Think About Premium Bonds
Premium bonds are another more conservative investment approach. Premium bonds are risk-free because they only offer tax-free, monthly prize money instead of interest. It’s sort of like a lottery, and you can withdraw all of your money at any time without being charged anything, if you change your mind.
These bonds are extremely popular in the UK, with a third of all people investing in them, according to The Telegraph. This makes them one of the most popular ways to save in the UK, and they’ve been around for decades and decades, making them a safe choice for your money and increasing your savings.
The more you invest in these bonds, the greater the chances of you winning a lot of money in the monthly cash prize draws. The most you can win is up to 1 million£.
Make Saving Automatic With Automated Transfers Between Bank Accounts
For many of us, we try to save money, but we’re not successful because we don’t voluntarily put it where it belongs: in our savings accounts!
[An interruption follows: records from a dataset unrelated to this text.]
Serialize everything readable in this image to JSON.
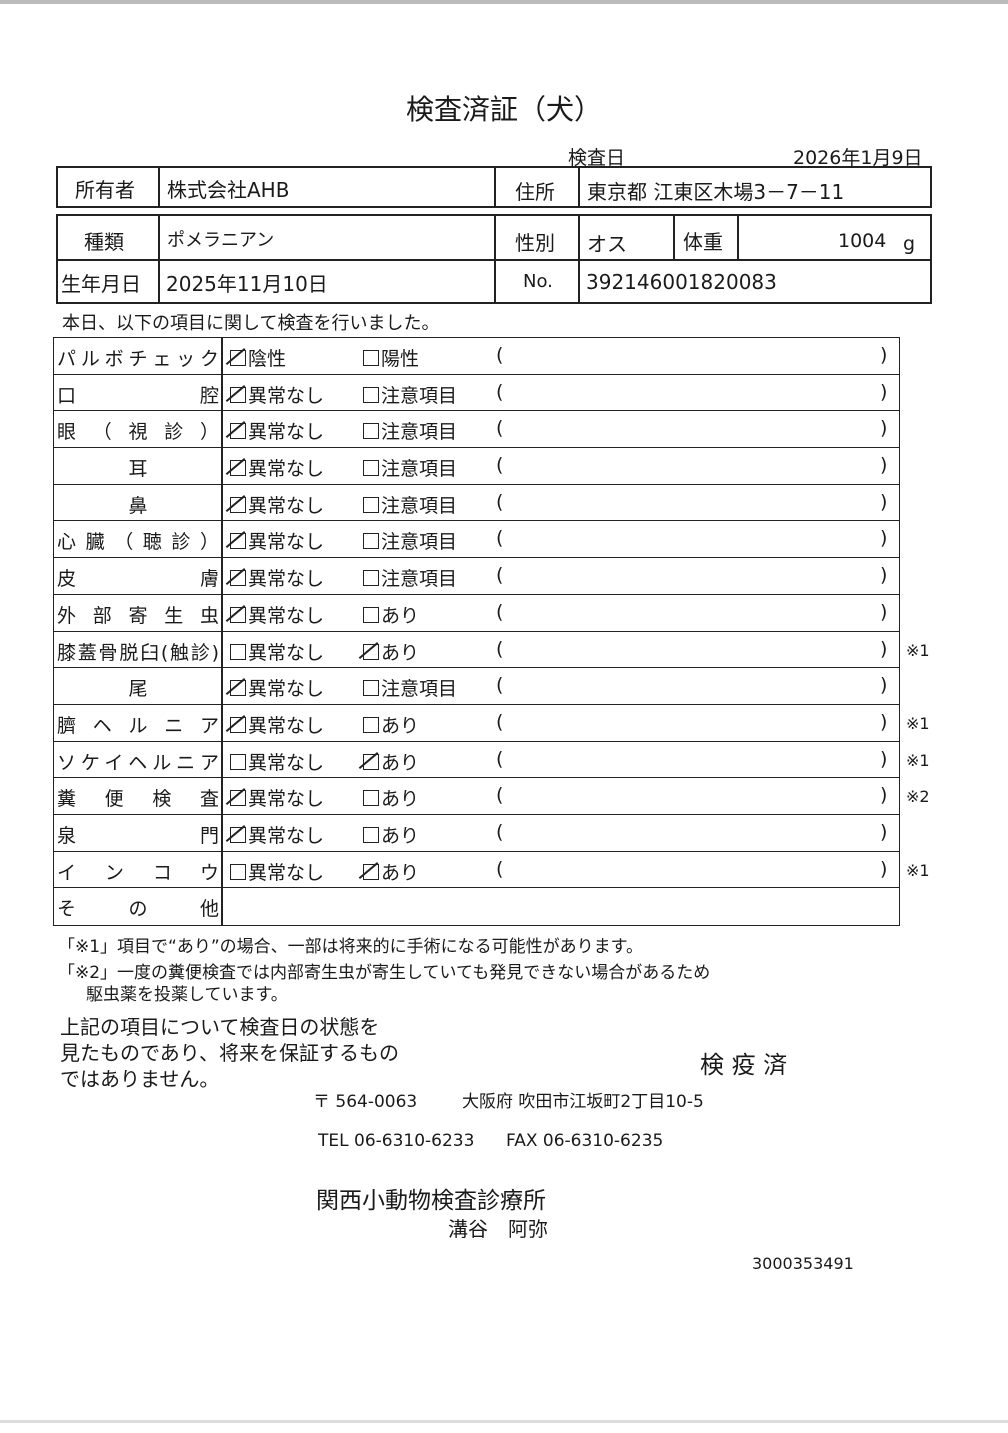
{
  "title": "検査済証（犬）",
  "exam_date": {
    "label": "検査日",
    "value": "2026年1月9日"
  },
  "owner": {
    "label": "所有者",
    "value": "株式会社AHB"
  },
  "address": {
    "label": "住所",
    "value": "東京都 江東区木場3－7－11"
  },
  "breed": {
    "label": "種類",
    "value": "ポメラニアン"
  },
  "sex": {
    "label": "性別",
    "value": "オス"
  },
  "weight": {
    "label": "体重",
    "value": "1004",
    "unit": "g"
  },
  "birth": {
    "label": "生年月日",
    "value": "2025年11月10日"
  },
  "number": {
    "label": "No.",
    "value": "392146001820083"
  },
  "intro": "本日、以下の項目に関して検査を行いました。",
  "paren_open": "(",
  "paren_close": ")",
  "checklist": [
    {
      "label": "パルボチェック",
      "opt1": "陰性",
      "opt2": "陽性",
      "checked": 1,
      "note": ""
    },
    {
      "label": "口腔",
      "opt1": "異常なし",
      "opt2": "注意項目",
      "checked": 1,
      "note": ""
    },
    {
      "label": "眼（視診）",
      "opt1": "異常なし",
      "opt2": "注意項目",
      "checked": 1,
      "note": ""
    },
    {
      "label": "耳",
      "opt1": "異常なし",
      "opt2": "注意項目",
      "checked": 1,
      "note": ""
    },
    {
      "label": "鼻",
      "opt1": "異常なし",
      "opt2": "注意項目",
      "checked": 1,
      "note": ""
    },
    {
      "label": "心臓（聴診）",
      "opt1": "異常なし",
      "opt2": "注意項目",
      "checked": 1,
      "note": ""
    },
    {
      "label": "皮膚",
      "opt1": "異常なし",
      "opt2": "注意項目",
      "checked": 1,
      "note": ""
    },
    {
      "label": "外部寄生虫",
      "opt1": "異常なし",
      "opt2": "あり",
      "checked": 1,
      "note": ""
    },
    {
      "label": "膝蓋骨脱臼(触診)",
      "opt1": "異常なし",
      "opt2": "あり",
      "checked": 2,
      "note": "※1"
    },
    {
      "label": "尾",
      "opt1": "異常なし",
      "opt2": "注意項目",
      "checked": 1,
      "note": ""
    },
    {
      "label": "臍ヘルニア",
      "opt1": "異常なし",
      "opt2": "あり",
      "checked": 1,
      "note": "※1"
    },
    {
      "label": "ソケイヘルニア",
      "opt1": "異常なし",
      "opt2": "あり",
      "checked": 2,
      "note": "※1"
    },
    {
      "label": "糞便検査",
      "opt1": "異常なし",
      "opt2": "あり",
      "checked": 1,
      "note": "※2"
    },
    {
      "label": "泉門",
      "opt1": "異常なし",
      "opt2": "あり",
      "checked": 1,
      "note": ""
    },
    {
      "label": "インコウ",
      "opt1": "異常なし",
      "opt2": "あり",
      "checked": 2,
      "note": "※1"
    }
  ],
  "other_label": "その他",
  "footnote1": "「※1」項目で“あり”の場合、一部は将来的に手術になる可能性があります。",
  "footnote2a": "「※2」一度の糞便検査では内部寄生虫が寄生していても発見できない場合があるため",
  "footnote2b": "駆虫薬を投薬しています。",
  "disclaimer": [
    "上記の項目について検査日の状態を",
    "見たものであり、将来を保証するもの",
    "ではありません。"
  ],
  "stamp": "検 疫 済",
  "clinic": {
    "postal": "〒 564-0063",
    "address": "大阪府 吹田市江坂町2丁目10-5",
    "tel": "TEL 06-6310-6233",
    "fax": "FAX 06-6310-6235",
    "name": "関西小動物検査診療所",
    "person": "溝谷　阿弥"
  },
  "doc_id": "3000353491"
}
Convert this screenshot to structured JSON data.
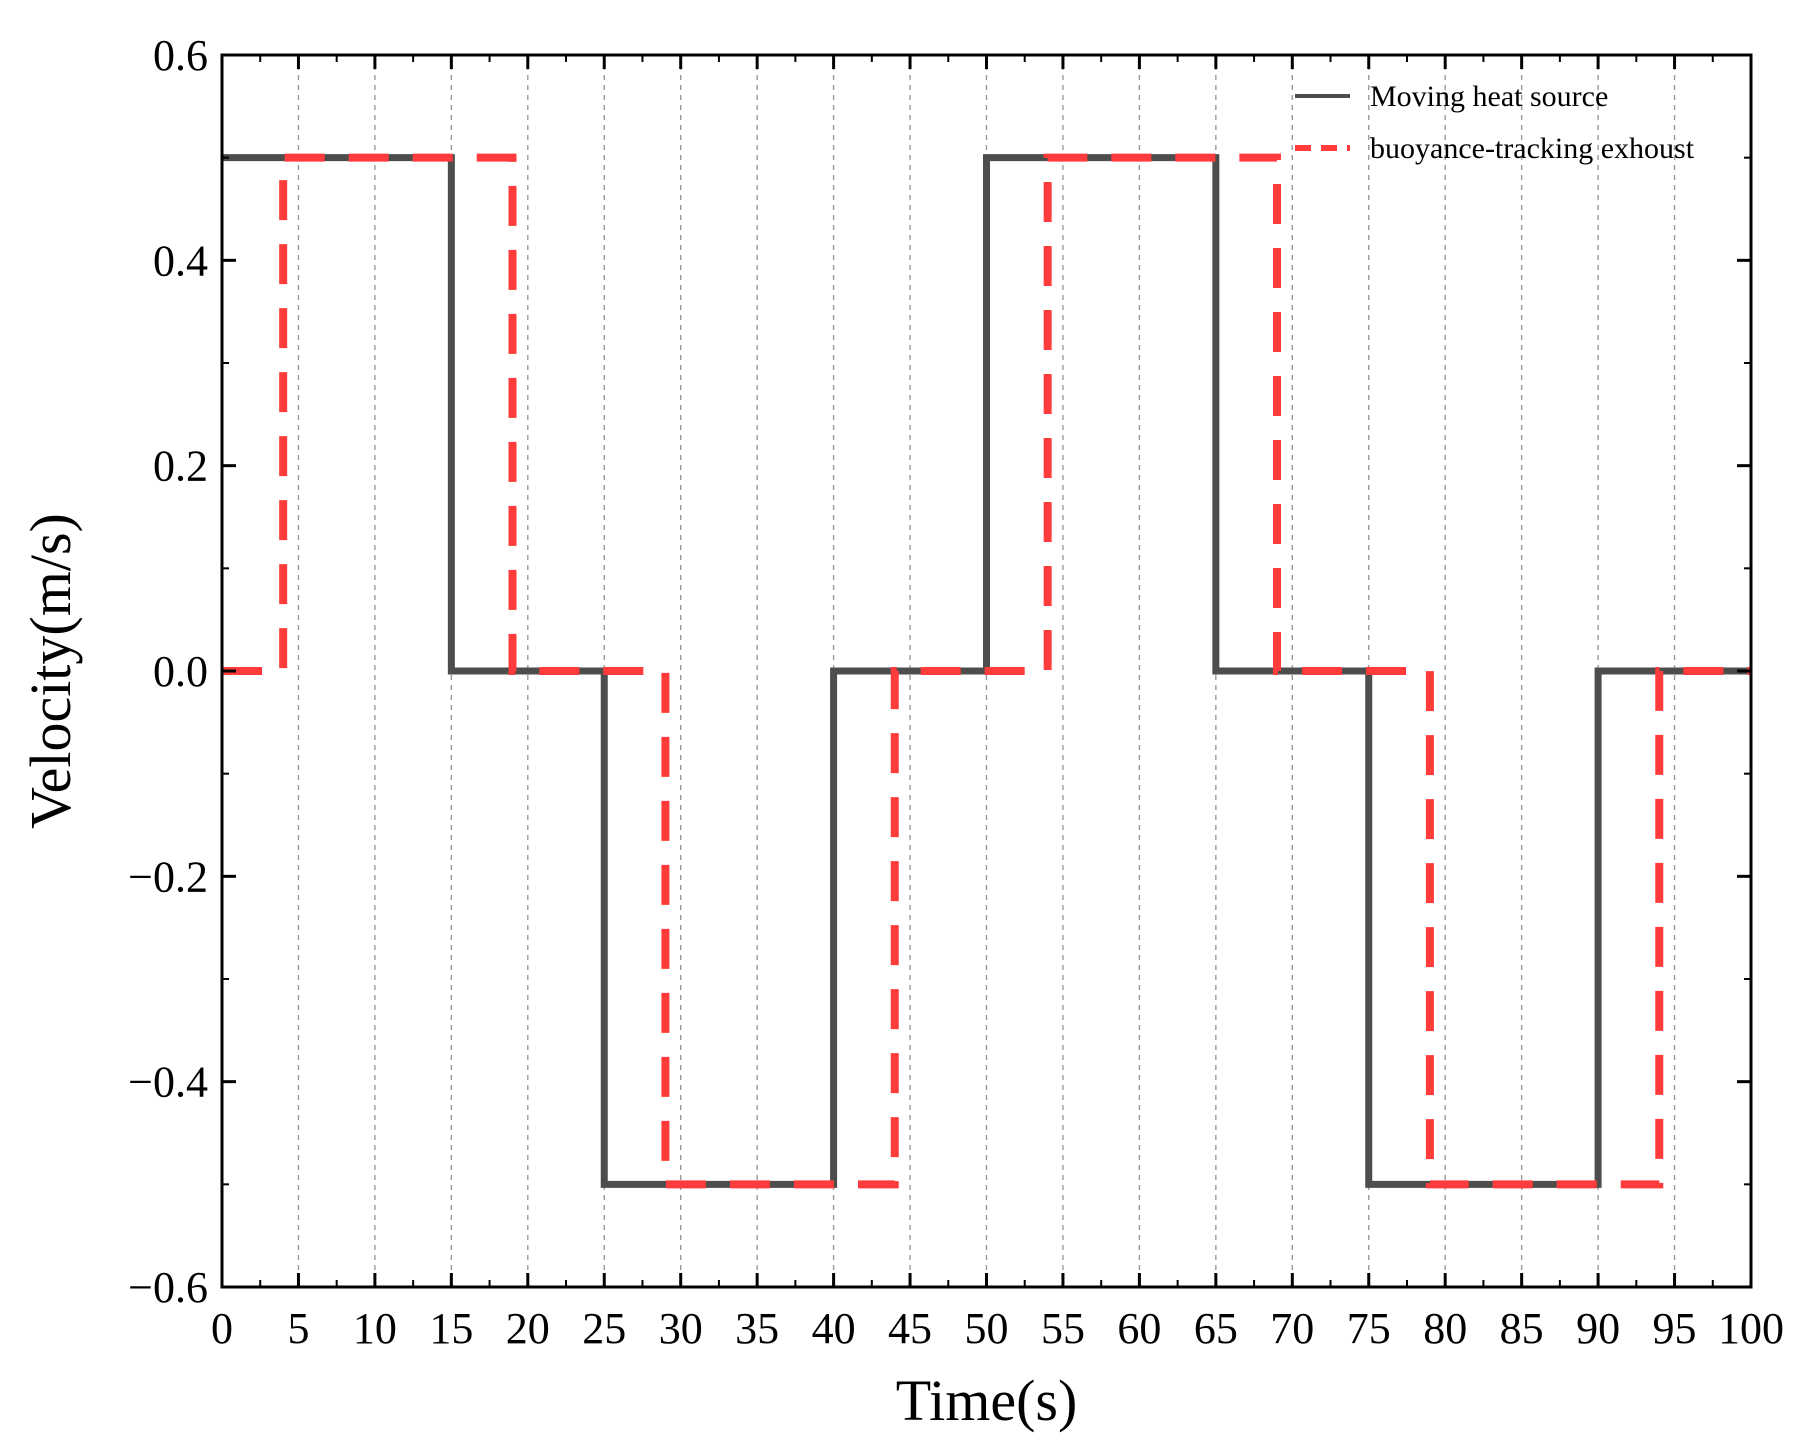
{
  "chart_data": {
    "type": "line",
    "step": true,
    "xlabel": "Time(s)",
    "ylabel": "Velocity(m/s)",
    "xlim": [
      0,
      100
    ],
    "ylim": [
      -0.6,
      0.6
    ],
    "xticks": [
      "0",
      "5",
      "10",
      "15",
      "20",
      "25",
      "30",
      "35",
      "40",
      "45",
      "50",
      "55",
      "60",
      "65",
      "70",
      "75",
      "80",
      "85",
      "90",
      "95",
      "100"
    ],
    "yticks": [
      "0.6",
      "0.4",
      "0.2",
      "0.0",
      "−0.2",
      "−0.4",
      "−0.6"
    ],
    "ytick_values": [
      0.6,
      0.4,
      0.2,
      0.0,
      -0.2,
      -0.4,
      -0.6
    ],
    "grid": "vertical-dashed",
    "legend_position": "top-right",
    "series": [
      {
        "name": "Moving heat source",
        "color": "#4d4d4d",
        "style": "solid",
        "points": [
          [
            0,
            0.5
          ],
          [
            15,
            0.5
          ],
          [
            15,
            0
          ],
          [
            25,
            0
          ],
          [
            25,
            -0.5
          ],
          [
            40,
            -0.5
          ],
          [
            40,
            0
          ],
          [
            50,
            0
          ],
          [
            50,
            0.5
          ],
          [
            65,
            0.5
          ],
          [
            65,
            0
          ],
          [
            75,
            0
          ],
          [
            75,
            -0.5
          ],
          [
            90,
            -0.5
          ],
          [
            90,
            0
          ],
          [
            100,
            0
          ]
        ]
      },
      {
        "name": "buoyance-tracking exhoust",
        "color": "#ff3b3b",
        "style": "dashed",
        "points": [
          [
            0,
            0
          ],
          [
            4,
            0
          ],
          [
            4,
            0.5
          ],
          [
            19,
            0.5
          ],
          [
            19,
            0
          ],
          [
            29,
            0
          ],
          [
            29,
            -0.5
          ],
          [
            44,
            -0.5
          ],
          [
            44,
            0
          ],
          [
            54,
            0
          ],
          [
            54,
            0.5
          ],
          [
            69,
            0.5
          ],
          [
            69,
            0
          ],
          [
            79,
            0
          ],
          [
            79,
            -0.5
          ],
          [
            94,
            -0.5
          ],
          [
            94,
            0
          ],
          [
            100,
            0
          ]
        ]
      }
    ]
  }
}
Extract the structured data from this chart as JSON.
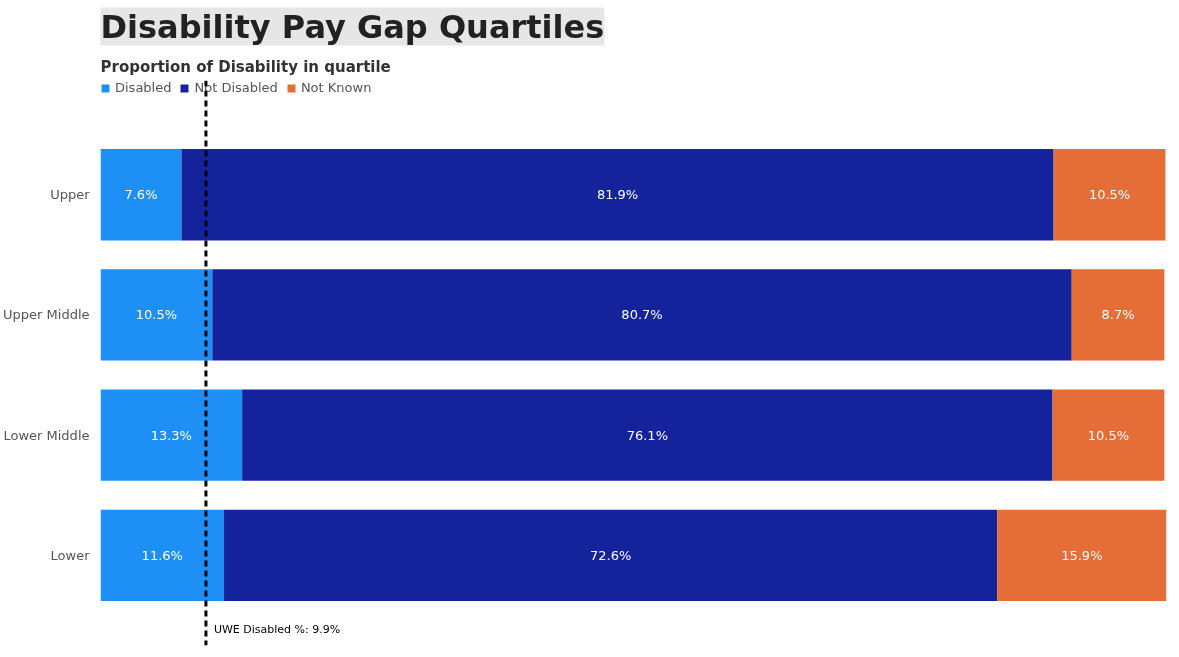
{
  "chart_data": {
    "type": "bar",
    "orientation": "horizontal",
    "stacked": true,
    "title": "Disability Pay Gap Quartiles",
    "subtitle": "Proportion of Disability in quartile",
    "categories": [
      "Upper",
      "Upper Middle",
      "Lower Middle",
      "Lower"
    ],
    "series": [
      {
        "name": "Disabled",
        "color": "#1e90f5",
        "values": [
          7.6,
          10.5,
          13.3,
          11.6
        ],
        "value_labels": [
          "7.6%",
          "10.5%",
          "13.3%",
          "11.6%"
        ]
      },
      {
        "name": "Not Disabled",
        "color": "#14239c",
        "values": [
          81.9,
          80.7,
          76.1,
          72.6
        ],
        "value_labels": [
          "81.9%",
          "80.7%",
          "76.1%",
          "72.6%"
        ]
      },
      {
        "name": "Not Known",
        "color": "#e56d37",
        "values": [
          10.5,
          8.7,
          10.5,
          15.9
        ],
        "value_labels": [
          "10.5%",
          "8.7%",
          "10.5%",
          "15.9%"
        ]
      }
    ],
    "legend": "top left",
    "grid": false,
    "tick_labels": "y",
    "ref_lines": [
      {
        "axis": "x",
        "value": 9.9,
        "label": "UWE Disabled %: 9.9%",
        "color": "#000000",
        "line_style": "dashed"
      }
    ]
  }
}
To guard against the lack of self-control that means you have less money, you have to start using automated transfers between your checking and savings accounts.
Automated transfers ensure that you’ll always be able to put away some of your income into your savings account because you authorize your bank to do these transfers on a regular basis.
For instance, if you’re paid from your employer on a Friday right into your checking account, you can set up an automatic schedule to have a certain amount of money moved from your checking account directly into your savings account. This ensures that you still have money in your checking account for your weekly needs, but it also takes care of instantly setting aside some money for your savings.
Exercise this discipline long enough, and you’ll save money much faster than you can imagine.
Getting to Your Target Savings
The biggest hurdle to saving more of your money is the lack of confidence in believing that it’s possible. With these actionable tips, you can be well on your way to saving the 12,000£ in only a few, short years.
Much of these strategies are based on using fintech and good financial controls to reduce wasteful spending and maximize your savings potential. Staying on top of everything that you’re doing with your money ensures that you reach your target savings goals.